Mother Teresa (1910–1997), winner of the Nobel Peace Prize in 1979, had led such an exemplary life as a nun devoted to healing the poor of India that, shortly after her death on September 5, 1997, Pope John Paul II (1920– ) waived the customary five-year-waiting period and began the process to consider her for possible sainthood. On September 5, 2001, on the fourth anniversary of her death, the Archbishop of Calcutta, Henry D'Souza, revealed that Mother Teresa had an exorcism performed on her while she was hospitalized in 1997. Because the Roman Catholic Church performs exorcisms only when someone is believed to be possessed by the devil, the world was shocked by such a disclosure.

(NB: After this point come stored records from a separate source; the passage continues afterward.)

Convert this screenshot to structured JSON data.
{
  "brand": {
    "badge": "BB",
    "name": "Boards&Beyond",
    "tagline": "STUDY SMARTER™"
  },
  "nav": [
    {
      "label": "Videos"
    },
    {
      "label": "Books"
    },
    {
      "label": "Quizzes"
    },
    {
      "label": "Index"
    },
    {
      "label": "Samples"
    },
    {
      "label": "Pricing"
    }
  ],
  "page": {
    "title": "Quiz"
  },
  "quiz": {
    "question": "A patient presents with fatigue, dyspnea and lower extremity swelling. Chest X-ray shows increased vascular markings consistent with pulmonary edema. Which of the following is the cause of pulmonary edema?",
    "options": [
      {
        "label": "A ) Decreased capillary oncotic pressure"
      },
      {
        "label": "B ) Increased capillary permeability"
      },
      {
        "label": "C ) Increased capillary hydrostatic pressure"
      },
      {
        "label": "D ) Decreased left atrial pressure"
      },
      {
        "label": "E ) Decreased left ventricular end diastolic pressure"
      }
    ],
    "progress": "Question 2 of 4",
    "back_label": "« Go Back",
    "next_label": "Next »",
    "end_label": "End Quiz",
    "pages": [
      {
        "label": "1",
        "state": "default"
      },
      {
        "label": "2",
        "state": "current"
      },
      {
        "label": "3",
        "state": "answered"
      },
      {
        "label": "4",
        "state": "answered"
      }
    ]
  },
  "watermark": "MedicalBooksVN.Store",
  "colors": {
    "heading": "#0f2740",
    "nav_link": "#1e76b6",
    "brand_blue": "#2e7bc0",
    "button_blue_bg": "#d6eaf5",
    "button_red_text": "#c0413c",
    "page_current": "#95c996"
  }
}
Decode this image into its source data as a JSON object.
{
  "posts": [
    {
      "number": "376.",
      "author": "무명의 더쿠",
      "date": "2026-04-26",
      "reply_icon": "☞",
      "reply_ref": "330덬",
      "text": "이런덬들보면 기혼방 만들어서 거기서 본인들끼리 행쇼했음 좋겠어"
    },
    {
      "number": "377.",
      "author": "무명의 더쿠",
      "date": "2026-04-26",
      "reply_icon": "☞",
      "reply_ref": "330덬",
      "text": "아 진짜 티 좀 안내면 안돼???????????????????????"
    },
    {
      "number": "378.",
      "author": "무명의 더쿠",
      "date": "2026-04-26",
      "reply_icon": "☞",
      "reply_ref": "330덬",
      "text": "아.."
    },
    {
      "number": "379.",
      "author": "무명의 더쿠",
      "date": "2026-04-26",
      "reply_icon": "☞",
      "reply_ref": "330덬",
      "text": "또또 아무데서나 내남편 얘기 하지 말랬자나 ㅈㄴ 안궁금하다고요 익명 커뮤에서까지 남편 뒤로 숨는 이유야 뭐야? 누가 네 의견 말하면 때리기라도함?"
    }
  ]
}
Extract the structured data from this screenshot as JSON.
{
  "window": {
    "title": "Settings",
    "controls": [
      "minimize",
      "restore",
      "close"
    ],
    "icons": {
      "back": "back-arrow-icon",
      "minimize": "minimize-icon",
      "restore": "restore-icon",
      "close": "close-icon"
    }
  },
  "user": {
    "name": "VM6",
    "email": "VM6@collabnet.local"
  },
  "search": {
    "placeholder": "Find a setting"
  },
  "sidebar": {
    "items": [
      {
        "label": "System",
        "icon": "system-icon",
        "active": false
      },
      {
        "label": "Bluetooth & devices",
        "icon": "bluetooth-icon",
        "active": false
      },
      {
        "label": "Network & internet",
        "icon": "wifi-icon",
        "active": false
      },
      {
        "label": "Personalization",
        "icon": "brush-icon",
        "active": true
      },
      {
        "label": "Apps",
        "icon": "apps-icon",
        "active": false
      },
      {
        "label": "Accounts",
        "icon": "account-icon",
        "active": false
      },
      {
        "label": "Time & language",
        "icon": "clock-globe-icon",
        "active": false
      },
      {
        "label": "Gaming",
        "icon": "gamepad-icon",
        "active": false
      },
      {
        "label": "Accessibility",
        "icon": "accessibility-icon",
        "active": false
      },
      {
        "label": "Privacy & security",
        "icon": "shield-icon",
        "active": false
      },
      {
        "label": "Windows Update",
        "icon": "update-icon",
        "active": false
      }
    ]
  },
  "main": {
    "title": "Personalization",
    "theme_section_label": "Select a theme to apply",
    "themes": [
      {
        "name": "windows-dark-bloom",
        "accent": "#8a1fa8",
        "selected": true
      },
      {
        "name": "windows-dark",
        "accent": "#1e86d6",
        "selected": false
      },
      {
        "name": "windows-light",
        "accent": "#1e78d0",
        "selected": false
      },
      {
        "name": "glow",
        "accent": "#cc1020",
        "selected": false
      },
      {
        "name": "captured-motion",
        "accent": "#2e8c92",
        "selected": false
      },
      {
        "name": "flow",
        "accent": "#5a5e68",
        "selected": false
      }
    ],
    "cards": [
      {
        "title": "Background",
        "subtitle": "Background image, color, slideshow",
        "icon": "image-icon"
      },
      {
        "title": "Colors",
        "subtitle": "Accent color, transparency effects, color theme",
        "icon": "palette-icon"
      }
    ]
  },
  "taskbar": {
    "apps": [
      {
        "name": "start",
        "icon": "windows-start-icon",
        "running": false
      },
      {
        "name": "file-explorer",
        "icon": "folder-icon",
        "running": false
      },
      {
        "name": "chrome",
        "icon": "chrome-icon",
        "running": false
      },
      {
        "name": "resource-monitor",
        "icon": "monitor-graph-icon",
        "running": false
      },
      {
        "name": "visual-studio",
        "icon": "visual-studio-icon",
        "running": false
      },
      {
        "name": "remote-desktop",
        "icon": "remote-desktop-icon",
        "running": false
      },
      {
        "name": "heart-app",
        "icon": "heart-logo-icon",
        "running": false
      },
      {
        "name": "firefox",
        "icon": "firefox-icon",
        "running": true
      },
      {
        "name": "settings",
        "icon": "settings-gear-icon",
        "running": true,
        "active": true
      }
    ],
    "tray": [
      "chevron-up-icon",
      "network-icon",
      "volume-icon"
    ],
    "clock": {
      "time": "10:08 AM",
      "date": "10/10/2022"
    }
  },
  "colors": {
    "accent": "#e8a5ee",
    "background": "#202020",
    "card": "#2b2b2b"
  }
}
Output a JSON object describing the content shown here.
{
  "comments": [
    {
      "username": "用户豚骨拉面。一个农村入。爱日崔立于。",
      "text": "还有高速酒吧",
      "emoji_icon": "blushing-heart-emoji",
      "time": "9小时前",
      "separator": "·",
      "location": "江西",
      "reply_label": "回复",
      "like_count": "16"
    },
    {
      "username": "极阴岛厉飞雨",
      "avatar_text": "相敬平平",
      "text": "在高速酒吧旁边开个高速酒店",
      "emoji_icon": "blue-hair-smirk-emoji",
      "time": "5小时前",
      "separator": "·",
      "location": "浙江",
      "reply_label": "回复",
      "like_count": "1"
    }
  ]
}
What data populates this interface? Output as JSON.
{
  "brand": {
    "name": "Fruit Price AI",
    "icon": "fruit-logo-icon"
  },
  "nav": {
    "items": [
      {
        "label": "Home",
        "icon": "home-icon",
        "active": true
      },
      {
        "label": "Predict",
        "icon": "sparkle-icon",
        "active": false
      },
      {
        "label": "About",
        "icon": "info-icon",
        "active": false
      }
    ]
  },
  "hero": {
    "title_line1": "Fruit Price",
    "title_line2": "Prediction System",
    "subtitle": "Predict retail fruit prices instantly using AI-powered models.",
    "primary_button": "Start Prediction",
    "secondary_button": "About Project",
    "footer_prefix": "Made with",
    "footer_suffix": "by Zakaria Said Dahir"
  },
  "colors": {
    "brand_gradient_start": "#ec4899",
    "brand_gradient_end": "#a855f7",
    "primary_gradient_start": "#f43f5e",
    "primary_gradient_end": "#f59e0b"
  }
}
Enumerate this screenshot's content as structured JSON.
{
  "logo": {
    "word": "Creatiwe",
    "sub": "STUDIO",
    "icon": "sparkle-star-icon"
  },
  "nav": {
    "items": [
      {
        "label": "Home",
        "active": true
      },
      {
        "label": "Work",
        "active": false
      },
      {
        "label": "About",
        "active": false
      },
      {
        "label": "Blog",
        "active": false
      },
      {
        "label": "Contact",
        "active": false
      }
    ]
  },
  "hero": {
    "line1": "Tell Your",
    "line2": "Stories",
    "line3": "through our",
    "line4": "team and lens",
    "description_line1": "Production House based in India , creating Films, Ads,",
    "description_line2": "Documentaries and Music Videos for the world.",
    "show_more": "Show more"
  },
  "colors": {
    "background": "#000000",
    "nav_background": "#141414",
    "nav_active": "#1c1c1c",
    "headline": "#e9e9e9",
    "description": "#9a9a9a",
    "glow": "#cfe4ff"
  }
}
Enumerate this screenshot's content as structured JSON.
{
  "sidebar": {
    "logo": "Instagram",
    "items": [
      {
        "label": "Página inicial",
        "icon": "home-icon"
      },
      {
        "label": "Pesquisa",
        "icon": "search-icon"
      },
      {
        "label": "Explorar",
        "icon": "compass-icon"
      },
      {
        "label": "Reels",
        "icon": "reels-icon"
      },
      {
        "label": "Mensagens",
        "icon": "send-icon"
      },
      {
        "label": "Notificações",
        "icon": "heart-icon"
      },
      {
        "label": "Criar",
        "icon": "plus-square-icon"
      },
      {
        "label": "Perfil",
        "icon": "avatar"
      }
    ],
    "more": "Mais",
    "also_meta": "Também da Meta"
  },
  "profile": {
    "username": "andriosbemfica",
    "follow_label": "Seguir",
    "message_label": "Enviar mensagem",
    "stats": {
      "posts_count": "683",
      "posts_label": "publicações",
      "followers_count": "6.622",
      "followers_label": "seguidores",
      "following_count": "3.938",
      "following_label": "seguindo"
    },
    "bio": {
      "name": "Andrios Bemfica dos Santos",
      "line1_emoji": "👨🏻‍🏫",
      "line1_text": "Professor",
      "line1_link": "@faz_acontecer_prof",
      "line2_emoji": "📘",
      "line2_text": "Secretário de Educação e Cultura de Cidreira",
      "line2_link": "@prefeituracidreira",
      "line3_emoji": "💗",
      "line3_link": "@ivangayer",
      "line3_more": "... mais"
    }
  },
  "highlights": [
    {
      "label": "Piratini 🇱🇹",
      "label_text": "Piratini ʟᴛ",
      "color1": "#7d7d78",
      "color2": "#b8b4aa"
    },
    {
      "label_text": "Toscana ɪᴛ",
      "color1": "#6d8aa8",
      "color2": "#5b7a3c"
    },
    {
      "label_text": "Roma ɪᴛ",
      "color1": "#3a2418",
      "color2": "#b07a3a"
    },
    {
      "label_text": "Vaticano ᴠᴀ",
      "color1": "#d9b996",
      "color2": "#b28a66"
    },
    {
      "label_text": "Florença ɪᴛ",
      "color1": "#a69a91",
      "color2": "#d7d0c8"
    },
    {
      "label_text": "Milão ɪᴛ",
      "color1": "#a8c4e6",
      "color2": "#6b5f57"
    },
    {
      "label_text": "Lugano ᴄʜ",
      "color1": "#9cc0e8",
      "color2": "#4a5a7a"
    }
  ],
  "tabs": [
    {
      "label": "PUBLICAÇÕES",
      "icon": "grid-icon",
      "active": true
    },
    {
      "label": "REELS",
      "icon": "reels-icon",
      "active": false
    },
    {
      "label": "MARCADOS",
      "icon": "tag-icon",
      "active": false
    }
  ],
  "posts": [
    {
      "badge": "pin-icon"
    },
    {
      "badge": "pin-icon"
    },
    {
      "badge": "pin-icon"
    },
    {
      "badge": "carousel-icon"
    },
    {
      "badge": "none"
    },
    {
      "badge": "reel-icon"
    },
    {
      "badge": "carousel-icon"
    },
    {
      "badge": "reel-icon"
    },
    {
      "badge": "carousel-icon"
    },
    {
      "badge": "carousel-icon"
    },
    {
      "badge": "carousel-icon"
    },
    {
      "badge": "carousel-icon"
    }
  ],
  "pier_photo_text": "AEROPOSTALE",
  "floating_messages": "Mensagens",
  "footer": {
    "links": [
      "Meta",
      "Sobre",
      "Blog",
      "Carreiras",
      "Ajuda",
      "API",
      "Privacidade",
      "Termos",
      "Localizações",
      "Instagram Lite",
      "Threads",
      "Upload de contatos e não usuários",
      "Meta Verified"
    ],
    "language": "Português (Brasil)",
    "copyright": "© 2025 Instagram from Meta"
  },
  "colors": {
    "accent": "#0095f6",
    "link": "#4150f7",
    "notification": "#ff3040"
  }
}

According to D'Souza, shortly before her death at the age of 87, Mother Teresa was admitted to a hospital because of heart trouble. D'Souza happened to be a patient in the same hospital during her stay, and he learned that the nun was having difficulty sleeping. When it was determined that there was no medical reason to account for such problems, it occurred to him that some evil spirit might be trying to disturb her during the night.
With the nun's consent, D'Souza arranged for a priest to perform an exorcism as a precautionary measure. Mother Theresa participated with the priest in a prayer for protection and slept peacefully after the ritual had been completed. Not wishing to tarnish Mother Teresa's sanctity, immediately after he had made the disclosure of her exorcism, D'Souza insisted that she had not been satanically possessed, and he was firm in his assertion that the exorcism should in no way affect her candidacy for sainthood.